For jupyter compatibility one needs
conda install nb_conda_kernels
Care and feeding
NB Conda will fill up your hard disk if not regularly disciplined. via conda clean.
conda clean -pt
One exports the current conda environment config, by convention, into environment.yml
.
conda env export > environment.yml
conda env create -f environment.yml
No MKL
I might also want to not have the gigantic MKL library installed, not being a fan. You can usually disable it per request:
conda create -n pynomkl python nomkl
This does not always work, and clearly the packagers do not test it so often, because it fails sometimes. Worth trying, however. Between the various versions and installed copies, MKL alone was using about 10GB total on my mac when I last checked. I also try to reduce the number of copies of MKL by starting from miniconda as my base anaconda distribution, cautiously adding things as I need them.
Local environment
Local environment folder is more isolated, rather than keeping all environments somewhere global.

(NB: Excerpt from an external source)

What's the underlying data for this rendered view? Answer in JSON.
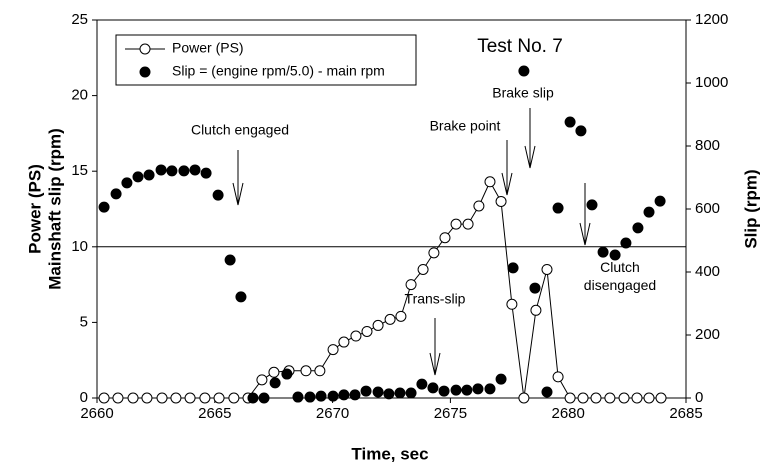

conda config --set env_prompt '({name})'
conda env create --prefix ./env/myenv -f environment_linux.yml
conda activate ./env/myenv
Gotcha: in fish shell the first line needs to be
conda config --set env_prompt '\({name}\)'
I am not sure why. AFAIK, fish command substitution does not happen inside strings.
Either way, this will add the line
env_prompt: ({name})
to .condarc
.
venv
venv is now a built-in python virtual environment system in python 3. It doesn’t support python 2 but fixes various problems, e.g. it supports framework python on macOS which is important for GUIs, and is covered by the python docs in the python virtual environment introduction. It has a higher-level, er, …wrapper (?) called pipenv.
# Create venv
python3 -m venv ~/.virtualenvs/learning_gamelan_keras_2
# Use venv from fish
source ~/.virtualenvs/learning_gamelan_keras_2/bin/activate.fish
# Use venv from bash
source ~/.virtualenvs/learning_gamelan_keras_2/bin/activate
Python environment management management
One suggestion I’ve heard is to use pyenv. which eases and automates switching between all the other python environments created by virtualenv, python.org python, os python, anaconda python etc.
BUT WHO MANAGES THE VIRTUALENV MANAGER MANAGER? What is going on?
- pyenv manages multiple versions of Python itself.
- virtualenv/venv manages virtual environments for a specific Python version.
- pyenv-virtualenv manages virtual environments for across varying versions of Python.
Anyway, pyenv compiles a custom version of python and as such is extremely isolated from everything else. Here is an introduction with emphasis on my area: Intro to Pyenv for Machine Learning.
Of course, because this is a python packaging solution, it immediately becomes complicated and confusing when you try to interact with the rest of the ecosystem, e.g.,
Attention: This plugin is different from
pyenv-virtualenv
, which provides extended commands likepyenv virtualenv 3.4.1 project_name
to directly help out with managing virtualenvs.pyenv-virtualenvwrapper
helps in interacting withvirtualenvwrapper
, butpyenv-virtualenv provides
more convenient commands, where virtualenvs are first-class pyenv versions, that can be (de)activated. That’s to say,pyenv
andvirtualenvwrapper
are still separated whilepyenv-virtualenv
is a nice combination.
Huh. I am already too bored to think.
However, I did nut out a command which installed a pyenv tensorflow with an isolated virtualenv:
brew install pyenv pyenv-virtualenv
pyenv install 3.8.6
pyenv virtualenv 3.8.6 tf2.4
pyenv activate tf2.4
pip install --upgrade pip wheel
pip install 'tensorflow-probability>=0.12' 'tensorflow<2.5' jupyter
For fish shell you need to add some special lines to config.fish
:
set -x PYENV_ROOT $HOME/.pyenv
set -x PATH $PYENV_ROOT/bin $PATH
## fish <3.1
# status --is-interactive; and . (pyenv init -|psub)
# status --is-interactive; and . (pyenv virtualenv-init -|psub)
## fish >=3.1
status --is-interactive; and pyenv init - | source
status --is-interactive; and pyenv virtualenv-init - | source
generic version managers
See asdf-vm/asdf: Extendable version manager with support for Ruby, Node.js, Elixir, Erlang & more.